Yazının başlığını, Nazım Hikmet’in Memleketimden İnsan Manzaraları’ndan çaldığım doğrudur.
Son divan şairi Şeyh Galib de “Hüsn-ü Aşk” mesnevisi için,
“Esrârını Mesnevî’den aldım
Çaldım velî mîrî malı çaldım”
demiş.
Hüsn-ü Aşk’ı, Mevlana’nın Mesnevi adlı eserinden çaldığını açıkça...
Biraz da kendini suçlayanlara meydan okuyarak açıklamış.
“Çaldım velî mîrî malı çaldım!”

Yani?

Yanisi, “devlet malı deniz, çalmayan…”

Devamını yazmayalım.

İşte öyle bir mana çıkar ki bu da Mevlana’nın Mesnevi’sinin insanlığın yararına sunulmuş…

Hani bir yerde kamu malı olduğu söylenebilir.

Bu mantık Şeyh Galib’i ne kadar temize çıkarır orası bilinmez.

Zaten bizim işimiz de Şeyh Galib’i yargılamak falan değil.

Biz kendi işimize bakalım.

Başladığımız şu yazıyı yazıp bitirebilirsek…

Ne ala.

Bugün Öyküm’ün ofisine gittim.

Oradan çıkınca kitapçıda ağzımı yüzümü salladığım için…

Bu konuda çok kızıyorum kendime.

Evin her yeri kitap!

Hepsini okudum mu?

Hayır!

Ama kitap almaya devam ediyorum.

Bu benim hastalığım.

Bu benim kaderim!

Alınyazım!

Kitapçıdan bir türlü çıkamayınca yağmura yakalandım.

Islandım, üşüdüm.

Yaz yağmuru falan demeyin!

Buz gibi soğuk bir yağmurdu.

Onun için, derdim günüm, Şeyh Galib’in Hüsn’ü Aşk-ı, Mesnevi’den aşırmasının doğru olup olmadığı değil.

Şu yazıyı bir an önce yazıp bitirmek.

Dolayısıyla, onu bunu karıştırmadan asıl yazacağıma odaklanacak olursam…

Şunu diyorum, yazının başlığını Nazım Hikmet’in Memleketimden İnsan Manzaraları’ndan almış…

Ya da çalmış olmam çok da kötü sayılmaz.

Sonuçta ben de “mîrî malı” çaldım demektir.

Çok bir şey de çaldığım söylenemez.

Sadece bir çağrışım da denebilir buna.

Sokakta, caddede; çarşıda pazarda gördüğüm…

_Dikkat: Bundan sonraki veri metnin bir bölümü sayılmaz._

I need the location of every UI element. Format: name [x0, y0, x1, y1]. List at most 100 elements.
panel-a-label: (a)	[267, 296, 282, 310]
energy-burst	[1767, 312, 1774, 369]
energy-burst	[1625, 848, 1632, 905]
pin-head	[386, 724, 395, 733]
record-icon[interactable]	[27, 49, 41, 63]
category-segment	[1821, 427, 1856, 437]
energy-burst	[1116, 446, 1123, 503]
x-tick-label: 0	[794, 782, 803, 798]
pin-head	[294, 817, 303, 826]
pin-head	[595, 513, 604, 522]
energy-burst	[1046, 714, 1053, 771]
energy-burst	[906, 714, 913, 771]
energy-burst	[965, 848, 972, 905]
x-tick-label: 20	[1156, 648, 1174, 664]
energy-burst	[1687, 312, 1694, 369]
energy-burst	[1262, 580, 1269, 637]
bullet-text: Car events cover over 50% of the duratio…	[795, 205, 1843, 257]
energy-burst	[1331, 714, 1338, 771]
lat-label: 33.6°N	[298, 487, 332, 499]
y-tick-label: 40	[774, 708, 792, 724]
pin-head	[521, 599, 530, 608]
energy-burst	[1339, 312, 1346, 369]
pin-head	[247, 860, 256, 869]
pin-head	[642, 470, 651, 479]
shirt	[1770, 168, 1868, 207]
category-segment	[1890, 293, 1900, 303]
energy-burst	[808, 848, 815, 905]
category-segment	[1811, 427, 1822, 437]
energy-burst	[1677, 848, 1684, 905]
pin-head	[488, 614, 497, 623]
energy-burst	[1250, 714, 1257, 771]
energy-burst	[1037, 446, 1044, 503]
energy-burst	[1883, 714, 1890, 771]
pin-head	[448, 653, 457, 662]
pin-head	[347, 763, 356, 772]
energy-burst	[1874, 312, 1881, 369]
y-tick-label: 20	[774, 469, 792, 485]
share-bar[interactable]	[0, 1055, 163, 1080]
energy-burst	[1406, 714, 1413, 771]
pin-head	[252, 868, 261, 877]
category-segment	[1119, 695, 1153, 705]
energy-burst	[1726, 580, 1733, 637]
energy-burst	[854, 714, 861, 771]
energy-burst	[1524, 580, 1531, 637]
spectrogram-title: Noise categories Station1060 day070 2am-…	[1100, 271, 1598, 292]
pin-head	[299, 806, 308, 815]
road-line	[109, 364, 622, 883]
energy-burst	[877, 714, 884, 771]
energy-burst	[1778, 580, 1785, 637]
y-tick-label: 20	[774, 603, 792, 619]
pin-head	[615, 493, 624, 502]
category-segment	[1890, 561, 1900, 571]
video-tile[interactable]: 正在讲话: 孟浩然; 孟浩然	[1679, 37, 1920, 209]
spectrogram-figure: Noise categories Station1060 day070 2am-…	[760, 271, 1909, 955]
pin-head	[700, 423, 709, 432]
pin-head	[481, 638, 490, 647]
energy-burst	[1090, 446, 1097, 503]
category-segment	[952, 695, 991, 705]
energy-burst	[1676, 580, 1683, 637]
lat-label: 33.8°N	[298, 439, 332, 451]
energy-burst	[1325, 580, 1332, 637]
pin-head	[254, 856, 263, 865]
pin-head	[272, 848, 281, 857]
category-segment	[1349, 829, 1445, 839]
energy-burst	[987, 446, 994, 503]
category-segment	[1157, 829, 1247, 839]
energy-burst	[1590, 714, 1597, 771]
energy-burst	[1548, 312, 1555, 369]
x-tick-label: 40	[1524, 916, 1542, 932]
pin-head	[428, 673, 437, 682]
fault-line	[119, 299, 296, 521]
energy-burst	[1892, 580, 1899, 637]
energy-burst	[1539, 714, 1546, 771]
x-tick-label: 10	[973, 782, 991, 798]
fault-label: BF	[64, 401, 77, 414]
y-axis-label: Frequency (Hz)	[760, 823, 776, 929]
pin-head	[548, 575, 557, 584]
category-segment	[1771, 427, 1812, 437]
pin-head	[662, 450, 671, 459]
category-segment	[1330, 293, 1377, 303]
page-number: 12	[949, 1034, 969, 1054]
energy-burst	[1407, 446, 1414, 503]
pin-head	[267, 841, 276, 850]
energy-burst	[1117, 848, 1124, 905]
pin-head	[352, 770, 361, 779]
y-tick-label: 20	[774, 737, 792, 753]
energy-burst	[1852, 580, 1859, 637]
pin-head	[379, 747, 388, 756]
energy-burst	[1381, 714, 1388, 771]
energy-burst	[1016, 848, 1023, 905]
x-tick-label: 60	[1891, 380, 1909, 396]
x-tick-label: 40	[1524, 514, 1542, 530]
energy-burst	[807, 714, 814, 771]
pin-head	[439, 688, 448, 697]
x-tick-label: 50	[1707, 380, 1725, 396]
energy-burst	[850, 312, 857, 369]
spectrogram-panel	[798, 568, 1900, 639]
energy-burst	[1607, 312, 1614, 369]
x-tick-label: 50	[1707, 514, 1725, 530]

Tanıdığım tanımadığım bazı ilginç insanları anlatan yazılar yazmak istiyorum.

Kim bilir, bizim bilmediğimiz nasıl bir dünyaları var bu insanların?

Bu insanları yazmak istiyorum.

Tabii ki yazıya gücümüz yeterse…

Yazabilirsek.

Belki, “Sokaktan İnsan Manzaraları” diye bir kitap olur ileride bu yazılar.

Hayatımızda ileri diye bir şey kaldıysa tabii.

Ansızın ölüvermek de var kaderde.

Sait Faik kırk sekiz yaşında öldü, karaciğeri sancılar içinde.

Orhan Veli otuz altı yaşında…

Oğuz Atay kırk üç yaşında…

Cahit Sıtkı “Yaş otuz beş, yolun yarısı eder” derken kırk altı yaşında öldü.

Her neyse.

Kaderde ne varsa o olur.

***

Bu yazıyla size, sokaktaki bu ilginç insanları anlatan yazılar yazma istediğimden söz etmek istedim.

Yazı dediğin nedir ki zaten?

Konuşacak hiç kimsenin olmadığı korkunç bir yalnızlığın içinde okurla konuşma arzusundan başka nedir ki yazı?